Jamie Dimon suggested to succeed Timothy Geithner, who's getting heat for role in Obama administration's regulatory overhaul.
By Lauren Tara LaCapra, TheStreet.com
As Treasury Secretary Timothy Geithner has returned to the crosshairs of criticism, Washington has reportedly set its eyes on a popular Wall Street executive to replace him: JPMorgan Chase chief executive Jamie Dimon.
Geithner's tenure has been rocky with lawmakers and the public, and he has appeared to have fallen out of favor again. Geithner has come under criticism for the Obama administration's regulatory overhaul, which he had a key role in developing, as well as the bailout of American International Group and trading partners, like Goldman Sachs, during his time as president of the New York Federal Reserve in the previous administration.

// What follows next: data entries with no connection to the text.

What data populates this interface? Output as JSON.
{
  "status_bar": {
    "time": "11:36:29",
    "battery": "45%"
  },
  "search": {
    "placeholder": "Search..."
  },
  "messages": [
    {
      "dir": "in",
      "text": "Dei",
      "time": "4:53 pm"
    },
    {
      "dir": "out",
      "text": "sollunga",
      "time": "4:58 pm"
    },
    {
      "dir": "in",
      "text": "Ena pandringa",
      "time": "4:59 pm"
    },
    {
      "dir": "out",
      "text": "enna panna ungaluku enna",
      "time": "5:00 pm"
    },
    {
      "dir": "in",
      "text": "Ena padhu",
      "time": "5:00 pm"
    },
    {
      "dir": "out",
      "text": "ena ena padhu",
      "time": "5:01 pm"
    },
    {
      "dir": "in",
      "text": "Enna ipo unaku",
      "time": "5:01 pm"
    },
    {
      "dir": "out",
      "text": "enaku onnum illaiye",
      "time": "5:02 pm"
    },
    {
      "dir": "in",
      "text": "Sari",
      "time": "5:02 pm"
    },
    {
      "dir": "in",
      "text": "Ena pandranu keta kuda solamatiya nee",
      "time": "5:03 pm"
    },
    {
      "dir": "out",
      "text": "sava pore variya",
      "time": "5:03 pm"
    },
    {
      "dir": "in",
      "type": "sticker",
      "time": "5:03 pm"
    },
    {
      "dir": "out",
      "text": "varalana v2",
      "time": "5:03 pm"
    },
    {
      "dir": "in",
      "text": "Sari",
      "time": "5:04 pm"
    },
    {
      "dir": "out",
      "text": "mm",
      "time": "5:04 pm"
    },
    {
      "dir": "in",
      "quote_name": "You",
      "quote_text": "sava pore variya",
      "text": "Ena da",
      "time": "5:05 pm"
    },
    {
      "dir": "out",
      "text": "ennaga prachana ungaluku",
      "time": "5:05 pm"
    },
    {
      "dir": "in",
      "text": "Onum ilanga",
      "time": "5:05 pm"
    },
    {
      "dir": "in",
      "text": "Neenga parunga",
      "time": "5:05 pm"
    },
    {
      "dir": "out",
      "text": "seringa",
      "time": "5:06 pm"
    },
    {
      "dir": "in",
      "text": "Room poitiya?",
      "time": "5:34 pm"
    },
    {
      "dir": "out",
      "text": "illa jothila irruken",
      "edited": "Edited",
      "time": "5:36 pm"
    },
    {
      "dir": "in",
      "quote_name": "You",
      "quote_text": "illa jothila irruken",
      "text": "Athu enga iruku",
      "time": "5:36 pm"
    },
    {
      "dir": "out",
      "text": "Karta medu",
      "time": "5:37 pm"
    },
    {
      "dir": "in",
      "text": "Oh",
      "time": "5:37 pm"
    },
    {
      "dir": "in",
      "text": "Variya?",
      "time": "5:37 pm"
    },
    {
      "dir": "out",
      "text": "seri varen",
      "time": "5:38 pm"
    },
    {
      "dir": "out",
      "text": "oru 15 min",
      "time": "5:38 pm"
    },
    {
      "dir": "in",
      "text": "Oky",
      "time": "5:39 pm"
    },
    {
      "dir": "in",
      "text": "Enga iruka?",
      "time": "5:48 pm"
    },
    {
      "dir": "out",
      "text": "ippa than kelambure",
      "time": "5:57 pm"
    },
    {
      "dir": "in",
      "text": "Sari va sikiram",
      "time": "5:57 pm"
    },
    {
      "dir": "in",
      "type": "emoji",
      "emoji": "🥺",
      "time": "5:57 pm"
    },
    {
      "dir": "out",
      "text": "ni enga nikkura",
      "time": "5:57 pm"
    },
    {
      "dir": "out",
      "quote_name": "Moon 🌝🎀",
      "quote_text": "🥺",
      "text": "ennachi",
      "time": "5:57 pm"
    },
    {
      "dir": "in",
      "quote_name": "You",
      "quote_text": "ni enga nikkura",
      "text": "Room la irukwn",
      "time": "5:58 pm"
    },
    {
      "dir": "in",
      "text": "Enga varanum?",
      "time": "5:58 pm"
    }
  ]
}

Last week, he got into a heated exchange with members of the Joint Economic Committee over the handling of the economic crisis, with Republican Rep. Kevin Brady of Texas asking whether he'd resign and saying "the public has lost all confidence in your ability to do your job."
It's unclear whether that will happen, but JPMorgan's Dimon may be at the frontline of possible successors, according to the New York Post. Dimon has had what appears to be a friendly relationship with regulators. He has also been quite vocal in his views about regulatory proposals, even if they don't necessarily benefit the industry or JPMorgan.
For instance, while he has been critical of plans for a consumer protection agency, he recently wrote an op-ed in the Washington Post outlining his opposition to the notion of "too big to fail," despite the fact that his bank is considered just that.
Dimon is also popular on Wall Street and the banking industry because of his strong leadership of the bank through the crisis. JPMorgan's government-assisted takeovers of Bear Stearns and Washington Mutual, as well as its hasty repayment of bailout funds, may have bolstered his case for a role in the capitol once he retires from the bank.
The Post says "a number of policy makers" have begun mentioning him as a Geithner successor, although it cites anonymous sources and his name has been tossed about speculatively -- and at times jealously -- by those in the industry for some time. It's unclear whether the article originated with sources close to Dimon, who may well want the job, or with decision-makers in Washington.